The only exception to these rules would be when CC75C is part of a multi-study paper where such mention of CC75C in the authors list would be inappropriate. In this case CC75C should be included as a searchable keyword.
Each paper should include mention of the CC75C study website address within the paper itself, with the University of Cambridge, Department of Public Health and Primary Care contact details provided under author affiliations of at least one study investigator.
Publicity
To obtain maximum publicity for the study, publications need to be easy to find. The study must be mentioned in the abstract and, where possible, the title. All papers should include a phrase such as one of the following within the abstract:
The paper reports on analysis of the Cambridge City over-75s Cohort study (CC75C) using data version x.x.
Study participants were originally part of the Cambridge City over-75s Cohort study (CC75C).
The methodology developed within this paper was validated using the Cambridge City over-75s Cohort study (CC75C).

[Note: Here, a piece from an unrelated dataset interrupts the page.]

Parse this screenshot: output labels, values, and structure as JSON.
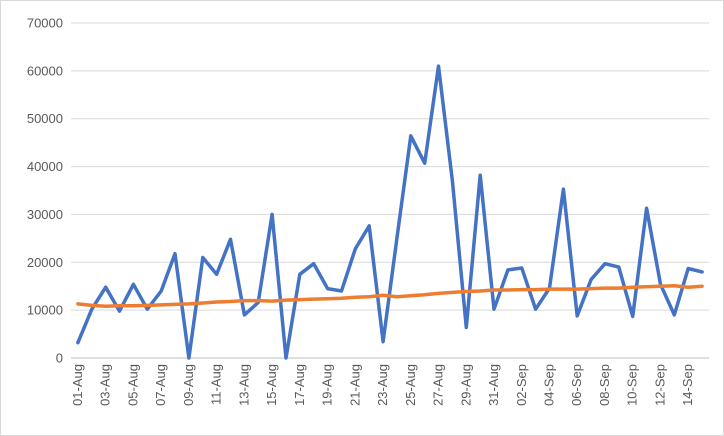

The only exception to this rule would be where many studies are included within the paper itself and to mention them all would be impossible. CC75C would then be included in the searchable keyword (and also within the acknowledgements).
Acknowledgements
Alongside any author specific acknowledgements applicable to the paper, the paper must acknowledge the respondents, their families, friends or carers who provided proxy informant data, and staff in collaborating general practices and care homes. The original investigators and specific previous collaborators whose contribution is relevant to the paper should be mentioned as appropriate, or reference made to the full list given on the Study Personnel page of the website. Acknowledgement should also be made of past and present funders of the study, particularly grant-awarding bodies supporting the on-going study or any specific interview wave on which analyses are based; the full list of previous funding organisations may be omitted provided a link is given to the Grants page of the website.